Although there are certain differences across the world concerning the determination of the severability of arbitration clauses, a doctrine is widely accepted: while an arbitration clause forms part of the contract, it is separable from other terms of the contract, and must not be regarded as invalid because the contract is invalid. This doctrine is also included in PRC legislation. According to article 19 of the Arbitration Law, an arbitration clause must exist independently, and the amendment, rescission, termination or invalidity of a contract must not affect the validity of the arbitration clause. In foreign-related contract cases, the validity of a contract is determined on the basis of the law applicable to the contract, as agreed upon between the parties concerned.

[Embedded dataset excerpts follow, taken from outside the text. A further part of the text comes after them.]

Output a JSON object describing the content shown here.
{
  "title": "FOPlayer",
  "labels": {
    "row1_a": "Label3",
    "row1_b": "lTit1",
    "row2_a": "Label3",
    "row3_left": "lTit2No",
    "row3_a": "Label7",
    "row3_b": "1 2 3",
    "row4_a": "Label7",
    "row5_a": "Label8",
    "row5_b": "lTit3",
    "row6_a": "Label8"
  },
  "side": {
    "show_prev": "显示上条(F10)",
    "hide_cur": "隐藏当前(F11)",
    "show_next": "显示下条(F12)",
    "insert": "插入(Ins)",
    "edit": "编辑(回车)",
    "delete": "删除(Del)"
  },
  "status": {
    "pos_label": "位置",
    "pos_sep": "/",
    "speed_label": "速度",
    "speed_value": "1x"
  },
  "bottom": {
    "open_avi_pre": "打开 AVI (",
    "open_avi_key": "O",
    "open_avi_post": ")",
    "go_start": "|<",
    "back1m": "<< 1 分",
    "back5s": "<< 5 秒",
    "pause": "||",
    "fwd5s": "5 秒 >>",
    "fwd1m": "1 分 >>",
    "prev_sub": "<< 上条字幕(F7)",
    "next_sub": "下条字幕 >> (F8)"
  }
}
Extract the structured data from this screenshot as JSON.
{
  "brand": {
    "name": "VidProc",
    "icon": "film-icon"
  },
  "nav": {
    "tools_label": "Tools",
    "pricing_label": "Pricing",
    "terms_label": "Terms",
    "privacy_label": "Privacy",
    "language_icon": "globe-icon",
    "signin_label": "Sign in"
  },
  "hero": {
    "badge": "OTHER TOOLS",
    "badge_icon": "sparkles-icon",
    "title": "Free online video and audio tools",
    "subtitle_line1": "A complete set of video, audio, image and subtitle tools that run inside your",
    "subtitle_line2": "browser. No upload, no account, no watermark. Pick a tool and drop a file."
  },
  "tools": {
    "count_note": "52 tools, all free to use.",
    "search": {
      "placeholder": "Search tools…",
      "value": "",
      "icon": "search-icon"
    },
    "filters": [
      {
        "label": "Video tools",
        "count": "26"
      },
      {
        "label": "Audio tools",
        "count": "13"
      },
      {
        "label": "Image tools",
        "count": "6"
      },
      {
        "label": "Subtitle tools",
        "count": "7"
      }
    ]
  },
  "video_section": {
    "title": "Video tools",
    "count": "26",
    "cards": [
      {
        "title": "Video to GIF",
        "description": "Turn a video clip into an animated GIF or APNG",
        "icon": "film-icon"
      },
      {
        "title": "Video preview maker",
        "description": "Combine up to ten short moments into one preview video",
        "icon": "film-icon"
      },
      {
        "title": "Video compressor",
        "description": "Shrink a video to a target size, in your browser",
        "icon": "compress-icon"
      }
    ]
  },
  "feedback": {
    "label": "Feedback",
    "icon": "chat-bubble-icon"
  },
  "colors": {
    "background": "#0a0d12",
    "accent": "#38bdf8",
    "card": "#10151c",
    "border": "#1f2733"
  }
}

So can we judge the validity of arbitration clauses that are separable from the contract on the basis of the law applicable to the contract?
PRC LAW AND PRACTICE
According to article 16 of the Supreme People’s Court (SPC) Interpretation concerning Some Issues on Application of the Arbitration Law, the examination of the validity of an arbitration clause that involves foreign interests must be governed by the laws agreed upon between the parties concerned. If the parties did not agree upon the applicable laws but have agreed upon the place of arbitration, the laws at the place of arbitration must apply. If they neither agreed upon the applicable laws nor upon the place of arbitration, or the place of arbitration is not clearly agreed upon, the laws at the locality of the court must apply.